Metonymy is based on a different type of relation between the dictionary and contextual meanings a relation based not on affinity, but on some kind of association connecting the two concepts which these meanings represent.
f.ex. “crown” may stand for “kind or queen”
“cup” or “glass” – “the drink it contains”
“press” – “the newspaper”
“a hand” – “a worker”
“cradle” – “infancy, earliest stages”
These examples are traditional, fixed in dictionaries. However, when such meanings are included in dictionaries, there usually a label fig (“figurative use”). This shows that the new meaning has not entirely replaced the primary one, but, as it were co-exists with it.
Metonymy used in language-in-action or speech, i.e., contextual metonymy, is genuine metonymy and reveals a quite unexpected substitution of one word for another, or even of one concept for another, on the ground of some strong impression produced by a chance feature of the thing.
Example:
“Then they came” in. Two of them, a man with long fair moustaches and a silent dark man…Definitely,the moustache and I had nothing in common”. (Doris Lessing “Retreat to Innocence”) the word “moustache” stands for the man himself, metonymy indicates that the speaker knows nothing of the man in question, this is the first time the speaker has seen him.

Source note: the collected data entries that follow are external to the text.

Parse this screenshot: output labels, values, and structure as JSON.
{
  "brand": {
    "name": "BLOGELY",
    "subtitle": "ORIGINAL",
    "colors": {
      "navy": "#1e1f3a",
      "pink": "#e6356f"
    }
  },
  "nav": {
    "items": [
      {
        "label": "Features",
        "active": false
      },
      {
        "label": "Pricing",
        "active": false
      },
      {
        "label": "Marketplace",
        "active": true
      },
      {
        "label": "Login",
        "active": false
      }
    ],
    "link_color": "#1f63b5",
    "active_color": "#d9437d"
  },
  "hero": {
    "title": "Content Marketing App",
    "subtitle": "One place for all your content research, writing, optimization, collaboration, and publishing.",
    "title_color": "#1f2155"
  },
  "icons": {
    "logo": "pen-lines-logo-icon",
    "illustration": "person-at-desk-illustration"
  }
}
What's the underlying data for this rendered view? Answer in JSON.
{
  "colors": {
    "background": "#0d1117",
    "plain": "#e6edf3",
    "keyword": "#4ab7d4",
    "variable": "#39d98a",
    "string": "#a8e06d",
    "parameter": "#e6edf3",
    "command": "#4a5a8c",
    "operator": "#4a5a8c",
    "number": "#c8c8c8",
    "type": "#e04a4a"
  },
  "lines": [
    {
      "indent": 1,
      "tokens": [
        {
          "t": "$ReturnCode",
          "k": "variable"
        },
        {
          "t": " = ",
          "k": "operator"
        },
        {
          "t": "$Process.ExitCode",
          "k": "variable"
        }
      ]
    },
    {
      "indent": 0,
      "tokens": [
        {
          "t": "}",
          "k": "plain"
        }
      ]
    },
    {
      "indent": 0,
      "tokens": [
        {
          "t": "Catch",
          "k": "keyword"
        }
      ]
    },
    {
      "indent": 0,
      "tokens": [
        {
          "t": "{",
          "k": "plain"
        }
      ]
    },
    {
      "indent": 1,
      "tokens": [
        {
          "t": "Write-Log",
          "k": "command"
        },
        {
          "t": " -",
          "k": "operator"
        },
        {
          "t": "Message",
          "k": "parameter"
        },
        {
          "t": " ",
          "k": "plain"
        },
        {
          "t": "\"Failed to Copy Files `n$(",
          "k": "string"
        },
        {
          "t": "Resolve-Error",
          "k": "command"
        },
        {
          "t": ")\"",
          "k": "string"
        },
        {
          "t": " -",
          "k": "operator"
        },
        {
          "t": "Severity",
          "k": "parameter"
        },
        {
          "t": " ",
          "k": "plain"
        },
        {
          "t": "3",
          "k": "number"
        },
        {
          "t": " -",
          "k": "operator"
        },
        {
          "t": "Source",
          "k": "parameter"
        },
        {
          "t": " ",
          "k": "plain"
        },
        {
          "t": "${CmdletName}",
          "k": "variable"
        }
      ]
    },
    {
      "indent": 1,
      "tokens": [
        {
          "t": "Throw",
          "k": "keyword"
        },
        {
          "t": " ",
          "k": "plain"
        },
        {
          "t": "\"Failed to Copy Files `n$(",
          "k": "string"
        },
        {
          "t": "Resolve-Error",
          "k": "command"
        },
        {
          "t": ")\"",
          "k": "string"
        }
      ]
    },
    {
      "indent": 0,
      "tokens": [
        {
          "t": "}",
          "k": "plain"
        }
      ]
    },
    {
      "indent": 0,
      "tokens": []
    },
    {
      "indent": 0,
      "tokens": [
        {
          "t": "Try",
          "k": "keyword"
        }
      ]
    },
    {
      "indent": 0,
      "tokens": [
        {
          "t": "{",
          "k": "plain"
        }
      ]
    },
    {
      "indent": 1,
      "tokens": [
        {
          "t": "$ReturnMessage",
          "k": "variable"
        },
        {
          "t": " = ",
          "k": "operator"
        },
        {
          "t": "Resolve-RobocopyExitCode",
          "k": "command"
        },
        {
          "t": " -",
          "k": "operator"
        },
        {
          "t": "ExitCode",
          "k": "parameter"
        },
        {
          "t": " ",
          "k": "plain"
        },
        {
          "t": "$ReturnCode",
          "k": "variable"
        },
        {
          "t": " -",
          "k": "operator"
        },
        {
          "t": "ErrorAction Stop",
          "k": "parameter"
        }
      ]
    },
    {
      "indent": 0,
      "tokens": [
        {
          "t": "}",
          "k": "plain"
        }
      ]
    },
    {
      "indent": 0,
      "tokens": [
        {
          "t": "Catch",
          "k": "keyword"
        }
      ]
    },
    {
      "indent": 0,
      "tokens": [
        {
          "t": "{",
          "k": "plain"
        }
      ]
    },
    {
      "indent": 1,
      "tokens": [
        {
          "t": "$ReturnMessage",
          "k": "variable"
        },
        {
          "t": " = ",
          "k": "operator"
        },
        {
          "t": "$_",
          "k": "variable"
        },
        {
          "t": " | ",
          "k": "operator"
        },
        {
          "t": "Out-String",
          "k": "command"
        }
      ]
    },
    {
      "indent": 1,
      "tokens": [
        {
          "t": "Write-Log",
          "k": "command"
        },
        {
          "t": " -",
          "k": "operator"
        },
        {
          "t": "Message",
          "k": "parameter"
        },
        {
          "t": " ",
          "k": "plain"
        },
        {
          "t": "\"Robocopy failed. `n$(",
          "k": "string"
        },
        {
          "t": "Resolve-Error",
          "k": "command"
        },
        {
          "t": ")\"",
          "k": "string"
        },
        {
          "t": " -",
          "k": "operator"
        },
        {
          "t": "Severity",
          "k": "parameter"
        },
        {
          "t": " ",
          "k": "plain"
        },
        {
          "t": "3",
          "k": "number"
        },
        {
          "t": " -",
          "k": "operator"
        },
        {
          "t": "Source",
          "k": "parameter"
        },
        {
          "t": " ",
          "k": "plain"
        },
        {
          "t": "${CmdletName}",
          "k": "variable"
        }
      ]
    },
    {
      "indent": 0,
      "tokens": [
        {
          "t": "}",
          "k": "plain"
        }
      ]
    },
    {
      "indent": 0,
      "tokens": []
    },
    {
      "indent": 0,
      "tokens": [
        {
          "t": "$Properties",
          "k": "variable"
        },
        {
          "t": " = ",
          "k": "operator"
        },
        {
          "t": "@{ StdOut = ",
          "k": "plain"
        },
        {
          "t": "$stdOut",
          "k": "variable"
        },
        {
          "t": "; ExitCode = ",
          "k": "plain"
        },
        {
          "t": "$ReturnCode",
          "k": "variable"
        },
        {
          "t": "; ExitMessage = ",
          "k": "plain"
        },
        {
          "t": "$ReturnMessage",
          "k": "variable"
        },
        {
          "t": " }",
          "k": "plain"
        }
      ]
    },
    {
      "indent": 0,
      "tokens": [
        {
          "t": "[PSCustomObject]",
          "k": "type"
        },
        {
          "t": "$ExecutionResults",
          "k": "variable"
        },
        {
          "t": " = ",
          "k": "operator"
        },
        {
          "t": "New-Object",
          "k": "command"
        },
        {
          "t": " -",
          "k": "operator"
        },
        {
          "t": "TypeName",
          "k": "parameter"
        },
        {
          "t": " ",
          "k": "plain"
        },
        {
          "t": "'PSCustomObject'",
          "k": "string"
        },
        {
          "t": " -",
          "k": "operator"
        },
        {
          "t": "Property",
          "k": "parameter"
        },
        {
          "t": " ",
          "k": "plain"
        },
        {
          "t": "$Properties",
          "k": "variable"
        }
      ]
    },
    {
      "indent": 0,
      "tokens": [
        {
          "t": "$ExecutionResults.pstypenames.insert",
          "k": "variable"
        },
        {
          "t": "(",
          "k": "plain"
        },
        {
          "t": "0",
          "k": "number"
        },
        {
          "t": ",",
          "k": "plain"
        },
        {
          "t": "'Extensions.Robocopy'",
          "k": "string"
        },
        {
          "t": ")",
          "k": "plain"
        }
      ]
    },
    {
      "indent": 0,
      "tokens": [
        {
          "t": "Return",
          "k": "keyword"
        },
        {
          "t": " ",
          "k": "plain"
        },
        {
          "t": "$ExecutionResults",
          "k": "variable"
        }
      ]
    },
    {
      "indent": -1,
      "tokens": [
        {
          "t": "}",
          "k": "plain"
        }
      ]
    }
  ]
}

Many attempts have bean made to pinpoint the types of relation which metonymy is based on. Among them the following are most common:
1. a concrete thing used instead of an abstract notion. In this case the thing becomes a symbol of the notion, as in “The camp, the pulpit and the law” “For rich men’s sons are free” (Shelley)`
2. The container instead of the thing contained:
“The hall applauded”
3. The relation of proximity, as in:
“The round game table was boisterous and happy.” (Dickens)
4. The material instead of the thing made of it as in:
“The marble spoke”.
5. The instrument which the doer uses in performing the action instead of the action or the doer himself, as in ;
“Well, Mr. Weller, says the gentl’mn, you’re a very good whip, and can do what you like with your horses, we know.” (Dickens).
The list is in no way complete. Take are many other types of relations which may serve as a basis for metonymy.
Irony – is a stylistic device also based on the simultaneous realization of two logical meanings-dictionaries and contextual, but the two meaning stand in opposition to each other.
for example:
“It must be delightful to find oneself in a foreign country without a penny in one’s pocket”. This word acquires a meaning quite the opposite to its primary dictionary meaning (unpleasant) the word containing the irony is marked by intonation. It has an emphatic stress. “I like a parliamentary debate particularly when ‘tis not too late’ (Byron)
The context is arranged so that the qualifying word in irony reverses the direction of the evaluation and a positive meaning is understood as a negative one and (much-much rare) vice versa. “She turned with the sweet smile of an alligator”. The word ”sweet” reverse their positive meaning into the negative one due to the context. So, like all other lexical stylistic devices irony does not exist outside the context.